What statistics there are make for grim reading. An anaesthesiologist in the US I spoke to reported that 80% of the patients in his hospital who went on to a ventilator ultimately died. This NPR article summarizes several small studies that all report high fatality rates for those COVID-19 patients placed on ventilators. This article in the German press (FAZ) from a pulmonologist argues that ventilators are overused.

This is clearly a space in which the best practices are evolving rapidly. What is definitely clear is that being placed on a ventilator is a very bad sign and indicates that the chance of recovery is fairly low. What we don’t yet know is the extent to which this is because only the sickest patients are placed on ventilators, or because ventilation is the wrong treatment.

Underreporting update

I’ve previously discussed (in a “Resources” post, not yet updated with latest figures) the issues of underreporting of cases.

A study I like (though it has its limitations) has updated its estimates. See here, and the table below.
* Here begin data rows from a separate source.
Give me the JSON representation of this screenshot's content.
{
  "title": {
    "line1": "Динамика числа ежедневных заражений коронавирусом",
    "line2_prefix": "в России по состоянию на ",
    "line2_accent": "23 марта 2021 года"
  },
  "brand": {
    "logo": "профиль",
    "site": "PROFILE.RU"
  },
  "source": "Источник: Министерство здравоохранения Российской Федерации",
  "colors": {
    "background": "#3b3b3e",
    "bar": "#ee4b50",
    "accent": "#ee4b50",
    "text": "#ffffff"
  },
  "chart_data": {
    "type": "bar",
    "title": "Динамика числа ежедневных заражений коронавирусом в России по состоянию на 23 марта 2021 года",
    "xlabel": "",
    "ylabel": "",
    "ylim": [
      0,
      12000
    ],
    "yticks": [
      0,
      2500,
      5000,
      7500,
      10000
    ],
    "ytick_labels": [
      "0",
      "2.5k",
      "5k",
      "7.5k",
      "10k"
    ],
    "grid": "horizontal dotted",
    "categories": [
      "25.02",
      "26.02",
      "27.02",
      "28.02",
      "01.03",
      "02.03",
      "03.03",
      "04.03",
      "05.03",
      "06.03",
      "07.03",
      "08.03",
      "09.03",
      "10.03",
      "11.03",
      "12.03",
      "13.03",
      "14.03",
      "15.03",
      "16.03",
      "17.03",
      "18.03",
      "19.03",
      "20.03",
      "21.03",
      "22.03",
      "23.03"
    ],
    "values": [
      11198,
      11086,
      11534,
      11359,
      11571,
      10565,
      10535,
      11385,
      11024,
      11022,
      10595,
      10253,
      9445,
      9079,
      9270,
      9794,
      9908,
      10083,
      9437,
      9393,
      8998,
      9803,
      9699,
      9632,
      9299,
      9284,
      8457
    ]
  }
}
The right way to think about this data is not as a highly accurate estimate of underreporting, but an answer to the question, “If fatality rates are relatively consistent, what would that imply about how many cases there must be as compared to the number of reported casts?”

The chart below shows the 95% confidence interval by country. Here, 100% means that (according to this estimate) all cases are being reported; and 10% that only 1 in 10 are being reported.

False negatives

A recent pre-print analyses the risks of false negatives in PCR tests based on throat and nasal swabs.

The bad news? As epidemiologist Adam Kucharski summarises, “The authors estimated that in a single test of some who first had symptoms 10 days ago, there’s a 33% chance of a false negative with a nasal swab, and 53% chance with a throat swab.”

The probability of a correct positive test decreases rapidly with time from the onset of symptoms. Given this, PCR tests will be less helpful in assess the overall attack rate of the disease in a population.

These false negative rates are higher than I expected and could further contribute to undererporting.

Summer may not help

On the question of whether seasonal effects may reduce the reach or severity of the epidemic in the summer, this study is cautious that we should not expect it to.